“How California’s High-Speed Train Derailed”
In 2008, California voters approved the first bonds for a $33 billion San Francisco-Los Angeles high-speed train.
14 years later, The New York Times now calls the project “a case study in how ambitious public works projects can become dangerously encumbered by political compromises, unrealistic cost estimates, faulty engineering and a determination to persevere on projects that have become…too big to fail….”
Political compromises, records show, produced difficult and expensive routes through the state’s agricultural belt. They routed the train through a geologically complex mountain pass in the Bay Area. And they dictated that construction would begin in the center of the state, in the heartland of agriculture, not at either end of the city where tens of millions of potential cyclists live. The pros and cons of these routing choices have been debated for years. But it is only today that we see how costly the political choices were.
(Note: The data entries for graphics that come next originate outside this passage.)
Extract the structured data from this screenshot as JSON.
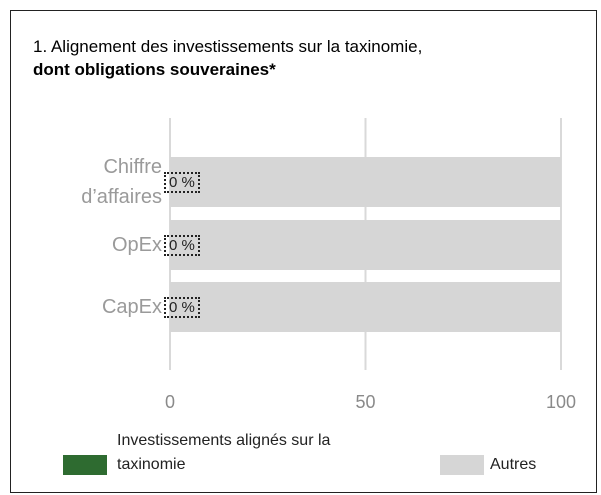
{
  "chart_data": {
    "type": "stacked_barh",
    "title": "1. Alignement des investissements sur la taxinomie,",
    "subtitle": "dont obligations souveraines*",
    "categories": [
      "Chiffre d’affaires",
      "OpEx",
      "CapEx"
    ],
    "series": [
      {
        "name": "Investissements alignés sur la taxinomie",
        "color": "#2e6b30",
        "values": [
          0,
          0,
          0
        ],
        "value_labels": [
          "0 %",
          "0 %",
          "0 %"
        ]
      },
      {
        "name": "Autres",
        "color": "#d6d6d6",
        "values": [
          100,
          100,
          100
        ]
      }
    ],
    "xlim": [
      0,
      100
    ],
    "xticks": [
      0,
      50,
      100
    ],
    "grid": true
  }
}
Together they turned a project that could have been built more quickly and cheaply into a monster so expensive that, without a major new source of funding, there’s little chance it could ever achieve its original goal of linking California’s two largest metropolitan areas in two hours and 40 minutes….
Fourteen years later, construction is now underway on part of a 171-mile “starter” line connecting a few central California cities, which was promised for 2030. But few expect that it achieves this goal. Meanwhile, costs continued to rise. When the California High-Speed Rail Authority released its new draft 2022 business plan in February, it estimated a final cost of up to $105 billion. Less than three months later, the “final plan” raised the estimate to $113 billion. The railway authority said it has accelerated the pace of construction of the start-up system, but at the current rate of spending of $1.8 million a day, according to projections widely used by engineers and project managers, the train will not could not be completed in this century. ..
At present, there is no identified funding source for the $100 billion it will take to expand the Central Valley Rail Project to its original goals, Los Angeles and San Francisco, in part because that legislators, more convinced of the usefulness of high-speed rail viability, pushed to divert additional funding to regional rail projects….
The Times review, however, found that the political agreements created serious obstacles to the project from the start. Speaking candidly on the subject for the first time, some of the high-speed rail authority’s former executives said the project may never work.